Will this help India’s oldest party, which has suffered some bad losses recently, get better electoral results? And will it change the criticism of Rahul Gandhi by his opponents that he lacks great political understanding?
“He is not a prince. That is the image created by his enemies. This march is trying to take that image-breaking campaign to the grassroots,” said Kanniya Kumar, former student leader and current Congress member. Kannaiya Kumar’s oratorical skills are used during the parade.
The Congress has often said that this is not an election-oriented rally. But Kanniya Kumar admitted that one of the reasons for undertaking this was to “re-establish an emotional connection with the electorate”. That is why Rahul Gandhi has repeatedly targeted the BJP in his speeches on the economy, prices, unemployment and farmer suicides.

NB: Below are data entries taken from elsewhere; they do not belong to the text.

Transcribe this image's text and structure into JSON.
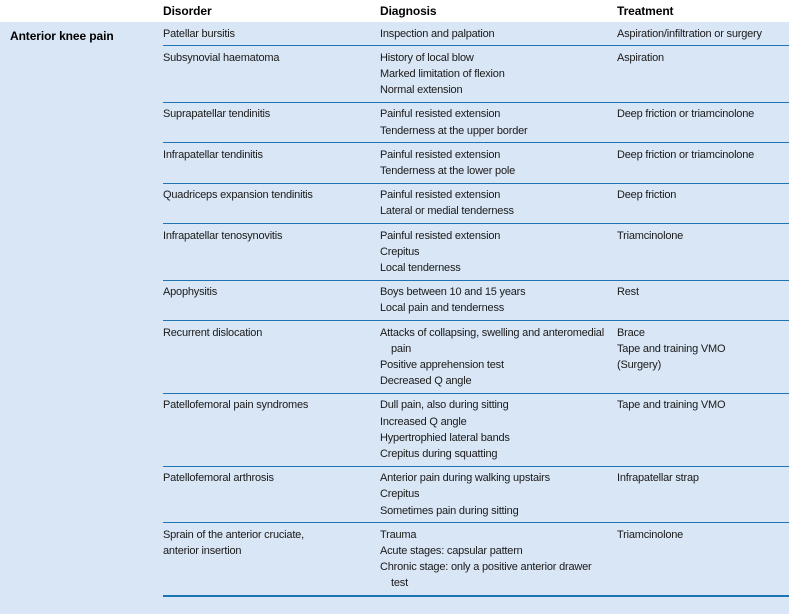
{
  "colors": {
    "panel_bg": "#d9e6f5",
    "rule": "#1d74b0",
    "text": "#1a1a1a",
    "header_text": "#000000"
  },
  "table": {
    "group_label": "Anterior knee pain",
    "columns": [
      "Disorder",
      "Diagnosis",
      "Treatment"
    ],
    "rows": [
      {
        "disorder": [
          "Patellar bursitis"
        ],
        "diagnosis": [
          "Inspection and palpation"
        ],
        "treatment": [
          "Aspiration/infiltration or surgery"
        ]
      },
      {
        "disorder": [
          "Subsynovial haematoma"
        ],
        "diagnosis": [
          "History of local blow",
          "Marked limitation of flexion",
          "Normal extension"
        ],
        "treatment": [
          "Aspiration"
        ]
      },
      {
        "disorder": [
          "Suprapatellar tendinitis"
        ],
        "diagnosis": [
          "Painful resisted extension",
          "Tenderness at the upper border"
        ],
        "treatment": [
          "Deep friction or triamcinolone"
        ]
      },
      {
        "disorder": [
          "Infrapatellar tendinitis"
        ],
        "diagnosis": [
          "Painful resisted extension",
          "Tenderness at the lower pole"
        ],
        "treatment": [
          "Deep friction or triamcinolone"
        ]
      },
      {
        "disorder": [
          "Quadriceps expansion tendinitis"
        ],
        "diagnosis": [
          "Painful resisted extension",
          "Lateral or medial tenderness"
        ],
        "treatment": [
          "Deep friction"
        ]
      },
      {
        "disorder": [
          "Infrapatellar tenosynovitis"
        ],
        "diagnosis": [
          "Painful resisted extension",
          "Crepitus",
          "Local tenderness"
        ],
        "treatment": [
          "Triamcinolone"
        ]
      },
      {
        "disorder": [
          "Apophysitis"
        ],
        "diagnosis": [
          "Boys between 10 and 15 years",
          "Local pain and tenderness"
        ],
        "treatment": [
          "Rest"
        ]
      },
      {
        "disorder": [
          "Recurrent dislocation"
        ],
        "diagnosis": [
          "Attacks of collapsing, swelling and anteromedial pain",
          "Positive apprehension test",
          "Decreased Q angle"
        ],
        "treatment": [
          "Brace",
          "Tape and training VMO",
          "(Surgery)"
        ]
      },
      {
        "disorder": [
          "Patellofemoral pain syndromes"
        ],
        "diagnosis": [
          "Dull pain, also during sitting",
          "Increased Q angle",
          "Hypertrophied lateral bands",
          "Crepitus during squatting"
        ],
        "treatment": [
          "Tape and training VMO"
        ]
      },
      {
        "disorder": [
          "Patellofemoral arthrosis"
        ],
        "diagnosis": [
          "Anterior pain during walking upstairs",
          "Crepitus",
          "Sometimes pain during sitting"
        ],
        "treatment": [
          "Infrapatellar strap"
        ]
      },
      {
        "disorder": [
          "Sprain of the anterior cruciate,",
          "anterior insertion"
        ],
        "diagnosis": [
          "Trauma",
          "Acute stages: capsular pattern",
          "Chronic stage: only a positive anterior drawer test"
        ],
        "treatment": [
          "Triamcinolone"
        ]
      }
    ]
  }
}
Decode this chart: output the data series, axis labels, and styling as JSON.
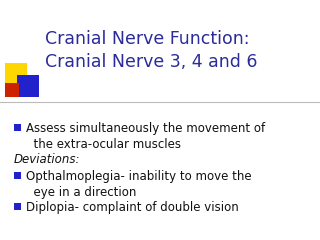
{
  "title_line1": "Cranial Nerve Function:",
  "title_line2": "Cranial Nerve 3, 4 and 6",
  "title_color": "#2B2B9B",
  "bg_color": "#FFFFFF",
  "bullet_color": "#2222CC",
  "body_color": "#111111",
  "italic_color": "#111111",
  "title_fontsize": 12.5,
  "body_fontsize": 8.5,
  "italic_fontsize": 8.5,
  "bullet1": "Assess simultaneously the movement of\n  the extra-ocular muscles",
  "italic_text": "Deviations:",
  "bullet2": "Opthalmoplegia- inability to move the\n  eye in a direction",
  "bullet3": "Diplopia- complaint of double vision",
  "decor": {
    "yellow": "#FFD700",
    "blue": "#2222CC",
    "red": "#CC2200",
    "line_color": "#BBBBBB"
  }
}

Senior party leader Jairam Ramesh said grassroots engagement with party workers is leading to “organizational rejuvenation” of the Congress party.
Rahul Gandhi’s popularity ratings have seen a slight improvement from when he started the rally. In all the states he visited, people’s satisfaction with his performance increased by 3-9% from before the start, according to polling firm C-Voter.
But these small developments underscore just how much ground Modi has to gain to mount a serious challenge in the 2024 general elections.
Yashwant Deshmukh, founder-director of C-Voter, said the rally “helped fix Rahul Gandhi’s image in the southern states, which were not BJP strongholds. But converting that into votes will be a whole different game,” says Enek.
“There is also the question of whether his fan base will dwindle as he moves into India’s northern states or into the ‘Hindi region’, a stronghold of the ruling BJP,” he says.
Critics also doubt whether there will be immediate results due to the elections in Gujarat and Himachal Pradesh.
Whether the Congress will benefit from this in the long run will depend on “how well it can sustain this momentum once this march is formally over,” says former Congress spokesperson Sanjay Jha, who was suspended in 2020 for criticizing the party.
According to him, the Congress must simultaneously work on deeper issues like encouraging disaffected workers, reducing infighting and succession planning, and adopting a clear ideological stance beyond attacking the BJP.
Jha says party leaders should not be complacent about leaving to join the BJP and remove the “dynastic attraction” towards the Gandhi family.
Last month, the Congress appointed a non-Gandhi as its party president in 24 years. But Mallikarjune Kharge is widely seen as a loyalist and representative of the Gandhi family. Also, the party has been accused of marginalizing a broad talent base during internal party elections.
Against this backdrop, the BJP asks how Rahul Gandhi can unite India when he cannot hold his own party together.
However, political pundits insist that such an attempt is long overdue in the country to fill a growing vacuum on the opposition bench. This journey is not a magic wand. But it could be a significant first step in halting the Congress party’s steady decline since 2014.
“This revives the Congress as a serious opposition party in waiting and increases its power as a united opposition party,” says Mr Jha.